Umweltprobleme Warum China Seltene Erden in Myanmar abbaut 05.05.2026

China baut in der Region Longnan in der Provinz Jiangxi Seltene Erden ab, die für Computerchips und Elektromotoren essenziell sind. Der Abbau mittels Säure verursacht massive Umweltschäden, darunter verseuchte Reisfelder und erhöhte Krebsraten. Aufgrund strengerer staatlicher Auflagen und Renaturierungsmaßnahmen verlagern chinesische Unternehmen ihre Aktivitäten zunehmend ins Ausland, insbesondere in das vom Bürgerkrieg gezeichnete Myanmar sowie nach Laos.

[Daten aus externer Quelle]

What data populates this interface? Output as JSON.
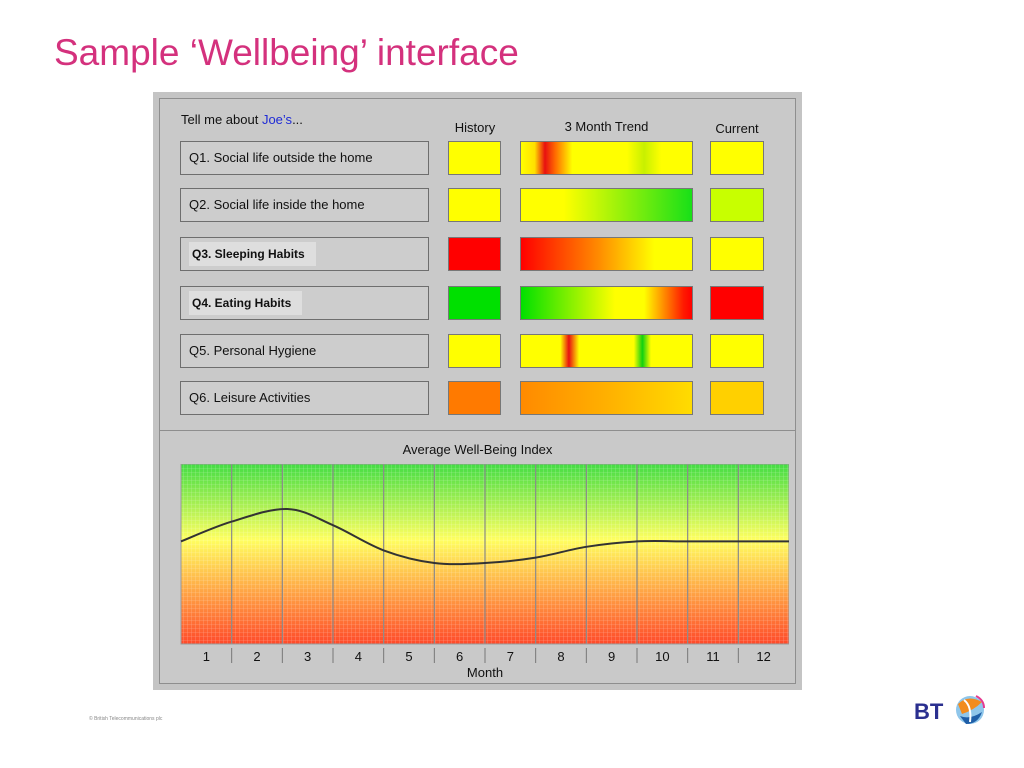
{
  "slide": {
    "title": "Sample ‘Wellbeing’ interface",
    "copyright": "© British Telecommunications plc"
  },
  "prompt": {
    "prefix": "Tell me about ",
    "name": "Joe’s",
    "suffix": "..."
  },
  "columns": {
    "history": "History",
    "trend": "3 Month Trend",
    "current": "Current"
  },
  "questions": [
    {
      "label": "Q1. Social life outside the home",
      "bold": false,
      "history": "#ffff00",
      "current": "#ffff00",
      "trend": "linear-gradient(to right,#ffff00 0%,#ffe000 8%,#e81010 14%,#ff6a00 20%,#ffff00 30%,#ffff00 62%,#c8f000 72%,#ffff00 82%,#ffff00 100%)"
    },
    {
      "label": "Q2. Social life inside the home",
      "bold": false,
      "history": "#ffff00",
      "current": "#c8ff00",
      "trend": "linear-gradient(to right,#ffff00 0%,#ffff00 25%,#18e018 100%)"
    },
    {
      "label": "Q3. Sleeping Habits",
      "bold": true,
      "history": "#ff0000",
      "current": "#ffff00",
      "trend": "linear-gradient(to right,#ff0000 0%,#ff8a00 45%,#ffff00 78%,#ffff00 100%)"
    },
    {
      "label": "Q4. Eating Habits",
      "bold": true,
      "history": "#00e000",
      "current": "#ff0000",
      "trend": "linear-gradient(to right,#00e000 0%,#ffff00 55%,#ffff00 72%,#ff1a00 95%,#ff0000 100%)"
    },
    {
      "label": "Q5. Personal Hygiene",
      "bold": false,
      "history": "#ffff00",
      "current": "#ffff00",
      "trend": "linear-gradient(to right,#ffff00 0%,#ffff00 23%,#e81010 28%,#ffff00 34%,#ffff00 66%,#10d010 71%,#ffff00 76%,#ffff00 100%)"
    },
    {
      "label": "Q6. Leisure Activities",
      "bold": false,
      "history": "#ff7a00",
      "current": "#ffd000",
      "trend": "linear-gradient(to right,#ff8a00 0%,#ffb000 50%,#ffdc00 100%)"
    }
  ],
  "chart_data": {
    "type": "line",
    "title": "Average Well-Being Index",
    "xlabel": "Month",
    "ylabel": "",
    "categories": [
      "1",
      "2",
      "3",
      "4",
      "5",
      "6",
      "7",
      "8",
      "9",
      "10",
      "11",
      "12"
    ],
    "x": [
      0.0,
      1.0,
      2.1,
      3.0,
      4.0,
      5.0,
      6.0,
      7.0,
      8.0,
      9.0,
      10.0,
      11.0,
      12.0
    ],
    "values": [
      0.57,
      0.68,
      0.75,
      0.66,
      0.52,
      0.45,
      0.45,
      0.48,
      0.54,
      0.57,
      0.57,
      0.57,
      0.57
    ],
    "ylim": [
      0,
      1
    ],
    "grid": true,
    "colors": {
      "top": "#44dd44",
      "mid": "#ffff60",
      "bottom": "#ff4a2a",
      "line": "#333333"
    }
  },
  "logo": {
    "text": "BT"
  }
}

Satellitenbilder belegen eine Vervielfachung der Minen nahe der chinesischen Grenze. Chinesische Firmen nutzen dortige Machtvakua, um Abkommen mit Milizen zu schließen. Ziel dieser Strategie ist es, die globale Dominanz bei Seltenen Erden zu sichern, die eigenen Ressourcen zu schonen und Umweltbelastungen in Länder mit schwachen Kontrollstandards zu exportieren, während das technologische Know-how exklusiv in chinesischer Hand bleibt.